A New Jersey media outlet reported on the new sex education curriculum set to be installed in K-12 schools in the state, but did not investigate the group that designed it. Advocates for Youth is a far-left organization that pushes gender fluidity, abortion on demand, transgenderism, and promiscuous relationships to young people.
New Jersey’s new curriculum is exposing the secretive group, which is just one of many progressive groups that seek to sway children away from traditional cultural ideas that families rely on to help manage their lives in the increasingly diverse United States. For example, the group opposes conservative attitudes towards sex, such as the view that children should be shielded from adults’ sexual pressure.
The AFY website says that group wants “to shift the current cultural paradigm in which we live from one that too often stigmatizes youth and youth sexual development to one that embraces youth as partners and recognizes sexuality as normal and healthy. Advocates recognizes that poverty, homophobia, transphobia, ageism, racism, and sexism fuel sexual health disparities.”
Like many other left-wing groups, AFY is indoctrinating children with the unscientific and medically risky claim that children can choose their “gender,” regardless of their male or female bodies.
A sample lesson plan was featured during a recent Westfield, New Jersey, school board meeting. And it is easy to find it on AFY website under a tab that says “New Jersey” and “New.”
The AFY curriculum for second graders includes the question, “How do you know what gender you are” and has an outline for teachers, which says, in part:
Ask, “How do you know what gender you are?”

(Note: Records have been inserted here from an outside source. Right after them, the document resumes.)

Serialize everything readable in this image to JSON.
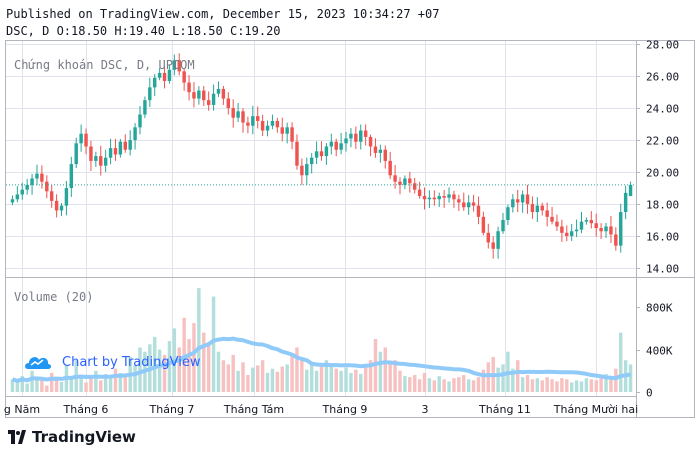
{
  "header": {
    "published": "Published on TradingView.com, December 15, 2023 10:34:27 +07",
    "ohlc": "DSC, D O:18.50 H:19.40 L:18.50 C:19.20"
  },
  "legend": {
    "title": "Chứng khoán DSC, D, UPCOM",
    "volume": "Volume (20)"
  },
  "watermark": {
    "text": "Chart by TradingView",
    "icon": "tradingview-cloud-icon"
  },
  "brand": {
    "text": "TradingView",
    "icon": "tradingview-logo-icon"
  },
  "colors": {
    "up": "#26a69a",
    "down": "#ef5350",
    "up_vol": "#b2dfdb",
    "down_vol": "#f7c1c1",
    "ma": "#90caf9",
    "last": "#26a69a",
    "grid": "#e0e3eb",
    "axis_text": "#131722"
  },
  "chart_data": [
    {
      "type": "candlestick",
      "title": "Chứng khoán DSC, D, UPCOM",
      "ylim": [
        13.5,
        28.2
      ],
      "yticks": [
        14,
        16,
        18,
        20,
        22,
        24,
        26,
        28
      ],
      "ytick_labels": [
        "14.00",
        "16.00",
        "18.00",
        "20.00",
        "22.00",
        "24.00",
        "26.00",
        "28.00"
      ],
      "xtick_labels": [
        "g Năm",
        "Tháng 6",
        "Tháng 7",
        "Tháng Tám",
        "Tháng 9",
        "3",
        "Tháng 11",
        "Tháng Mười hai"
      ],
      "last_price": 19.2,
      "last_ohlc": {
        "open": 18.5,
        "high": 19.4,
        "low": 18.5,
        "close": 19.2
      },
      "close": [
        18.3,
        18.6,
        18.9,
        19.2,
        19.6,
        19.9,
        19.4,
        18.8,
        18.2,
        17.6,
        17.9,
        19.0,
        20.5,
        21.8,
        22.4,
        21.6,
        20.7,
        21.0,
        20.4,
        20.9,
        21.5,
        21.1,
        21.9,
        21.4,
        22.0,
        22.8,
        23.6,
        24.5,
        25.3,
        25.9,
        26.2,
        25.7,
        26.4,
        27.0,
        26.3,
        25.6,
        25.0,
        24.6,
        25.1,
        24.5,
        24.2,
        24.9,
        25.2,
        24.6,
        24.0,
        23.4,
        23.8,
        23.1,
        22.9,
        23.5,
        23.2,
        22.6,
        22.9,
        23.2,
        22.8,
        22.4,
        22.8,
        21.9,
        20.4,
        19.8,
        20.5,
        20.9,
        21.3,
        21.0,
        21.6,
        21.9,
        21.4,
        21.8,
        22.1,
        22.4,
        21.9,
        22.6,
        22.2,
        21.6,
        21.2,
        21.4,
        20.7,
        19.8,
        19.4,
        19.2,
        19.6,
        19.3,
        18.9,
        18.5,
        18.3,
        18.4,
        18.3,
        18.5,
        18.4,
        18.6,
        18.3,
        18.1,
        17.8,
        18.1,
        17.9,
        17.2,
        16.2,
        15.6,
        15.2,
        16.3,
        17.0,
        17.8,
        18.3,
        18.1,
        18.6,
        18.0,
        17.5,
        17.9,
        17.6,
        17.2,
        16.9,
        16.6,
        16.2,
        16.0,
        16.3,
        16.4,
        16.9,
        17.0,
        16.8,
        16.5,
        16.3,
        16.6,
        16.1,
        15.4,
        17.5,
        18.7,
        19.2
      ],
      "volume": [
        120000,
        90000,
        150000,
        80000,
        200000,
        130000,
        110000,
        60000,
        180000,
        140000,
        95000,
        250000,
        120000,
        300000,
        160000,
        90000,
        140000,
        200000,
        110000,
        170000,
        130000,
        220000,
        180000,
        150000,
        330000,
        250000,
        420000,
        380000,
        450000,
        520000,
        400000,
        350000,
        480000,
        600000,
        420000,
        700000,
        500000,
        650000,
        980000,
        560000,
        470000,
        900000,
        380000,
        300000,
        260000,
        350000,
        200000,
        280000,
        160000,
        230000,
        250000,
        300000,
        180000,
        220000,
        190000,
        240000,
        260000,
        350000,
        420000,
        300000,
        210000,
        280000,
        200000,
        240000,
        300000,
        260000,
        220000,
        200000,
        230000,
        180000,
        210000,
        170000,
        260000,
        300000,
        500000,
        380000,
        420000,
        280000,
        300000,
        200000,
        150000,
        140000,
        160000,
        120000,
        180000,
        130000,
        110000,
        150000,
        120000,
        100000,
        130000,
        140000,
        160000,
        120000,
        110000,
        140000,
        210000,
        280000,
        330000,
        230000,
        260000,
        380000,
        220000,
        300000,
        140000,
        160000,
        120000,
        130000,
        110000,
        140000,
        120000,
        100000,
        130000,
        120000,
        90000,
        110000,
        100000,
        130000,
        120000,
        110000,
        140000,
        170000,
        140000,
        220000,
        560000,
        300000,
        260000
      ]
    },
    {
      "type": "bar",
      "title": "Volume (20)",
      "ylim": [
        0,
        1000000
      ],
      "yticks": [
        0,
        400000,
        800000
      ],
      "ytick_labels": [
        "0",
        "400K",
        "800K"
      ]
    }
  ]
}
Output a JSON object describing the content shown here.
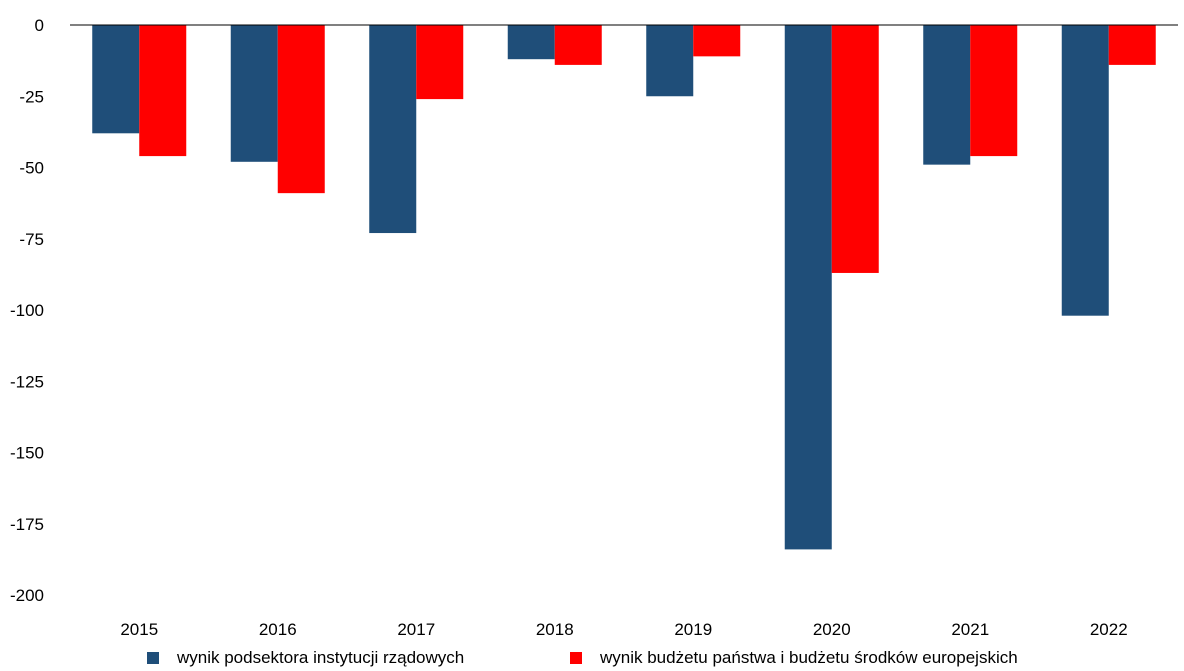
{
  "chart_data": {
    "type": "bar",
    "title": "",
    "xlabel": "",
    "ylabel": "",
    "categories": [
      "2015",
      "2016",
      "2017",
      "2018",
      "2019",
      "2020",
      "2021",
      "2022"
    ],
    "series": [
      {
        "name": "wynik podsektora instytucji rządowych",
        "color": "#1f4e79",
        "values": [
          -38,
          -48,
          -73,
          -12,
          -25,
          -184,
          -49,
          -102
        ]
      },
      {
        "name": "wynik budżetu państwa i budżetu środków europejskich",
        "color": "#ff0000",
        "values": [
          -46,
          -59,
          -26,
          -14,
          -11,
          -87,
          -46,
          -14
        ]
      }
    ],
    "ylim": [
      -200,
      0
    ],
    "yticks": [
      "0",
      "-25",
      "-50",
      "-75",
      "-100",
      "-125",
      "-150",
      "-175",
      "-200"
    ],
    "grid": false,
    "legend_position": "bottom"
  }
}
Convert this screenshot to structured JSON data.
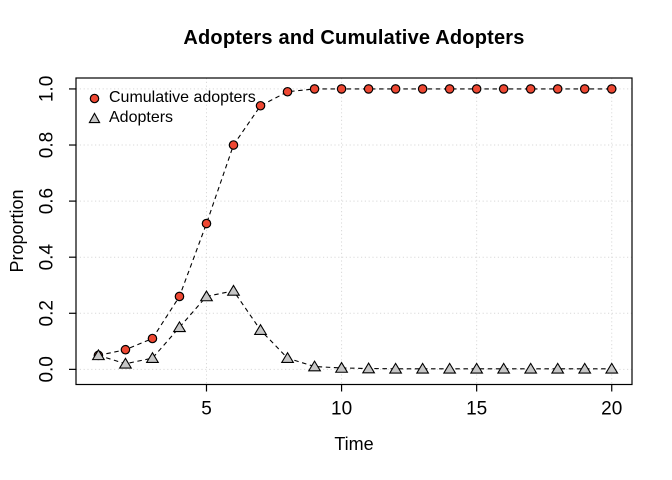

If a student says something like, “I just know it” or “I feel that way on the inside,” explain that knowing what gender you are is called “gender identity.” Put the sign that reads “gender identity” up (or write the phrase) on the board. Ask students to repeat it with you. Point out that the word “Identity” begins with an “I.” S ay something like, “Identity starts with an I. That’s how you can remember it. ‘I’ feel, ‘I’ know. Gender identity is that feeling of knowing your gender. You might feel like you are a boy, you might feel like you are a girl. You might feel like you’re a boy even if you have body parts that some people might tell you are ‘girl’ parts. You might feel like you’re a girl even if you have body parts that some people might tell you are ‘boy’ parts. And you might not feel like you’re a boy or a girl, but you’re a little bit of both. No matter how you feel, you’re perfectly normal!”
Ask, “How do you know what gender you are?”
If a student says something like, “I just know it” or “I feel that way on the inside,” explain that knowing what gender you are is called “gender identity.” Put the sign that reads “gender identity” up (or write the phrase) on the board. Ask students to repeat it with you. Point out that the word “Identity” begins with an “I.” S ay something like, “Identity starts with an I. That’s how you can remember it. ‘I’ feel, ‘I’ know. Gender identity is that feeling of knowing your gender. You might feel like you are a boy, you might feel like you are a girl. You might feel like you’re a boy even if you have body parts that some people might tell you are ‘girl’ parts. You might feel like you’re a girl even if you have body parts that some people might tell you are ‘boy’ parts. And you might not feel like you’re a boy or a girl, but you’re a little bit of both. No matter how you feel, you’re perfectly normal!
The curriculum also includes a reading out-loud lesson based on the LGBT-themed The Family Book, which features children with “two moms” and “two dads.”
The North Jersey dot com website reported that the head of the state’s education department defended the sex ed plan:
”I do want to take a moment to correct the record if I may,” said Angelica Allen-McMillan, acting commissioner of the state Department of Education, during Thursday’s Senate budget committee hearing. She said sex education material that was “deemed salacious is not affiliated with the Department of Education.” She also said “third-party information” was being used to “weaponize” sex education, suggesting political reasons.
The response was to Sen. Michael Testa, R-Cape May, who questioned a sex education sample lesson plan presented at a Westfield Board of Education meeting that discussed genitalia and gender identity. Testa pressed Allen-McMillan on whether the plan used in the presentation was on the state’s Department of Education website and if she thought it was appropriate for a “neighbor” to show an 8-year-old child images of female genitalia.
Allen-McMillan said the state Department of Education website does offer other links to resources that schools can use to create their sex education lesson plans. She said school districts have a lot of “latitude” in deciding how they teach the standards. The state, she said, “provides access to supplemental information and activities that districts can use if they choose to advance their instruction in particular areas.”
Allen-McMillan supports the LGBT curriculum in schools, even for young children, which she said will make the classroom a “safe place.”
She also said parents have the right to opt out of the sex education course — a choice that has been standard in New Jersey schools for religious or moral objections since the 1980s.
The New Jersey website noted that the new sex “standards” will be in grades K-12 in the fall.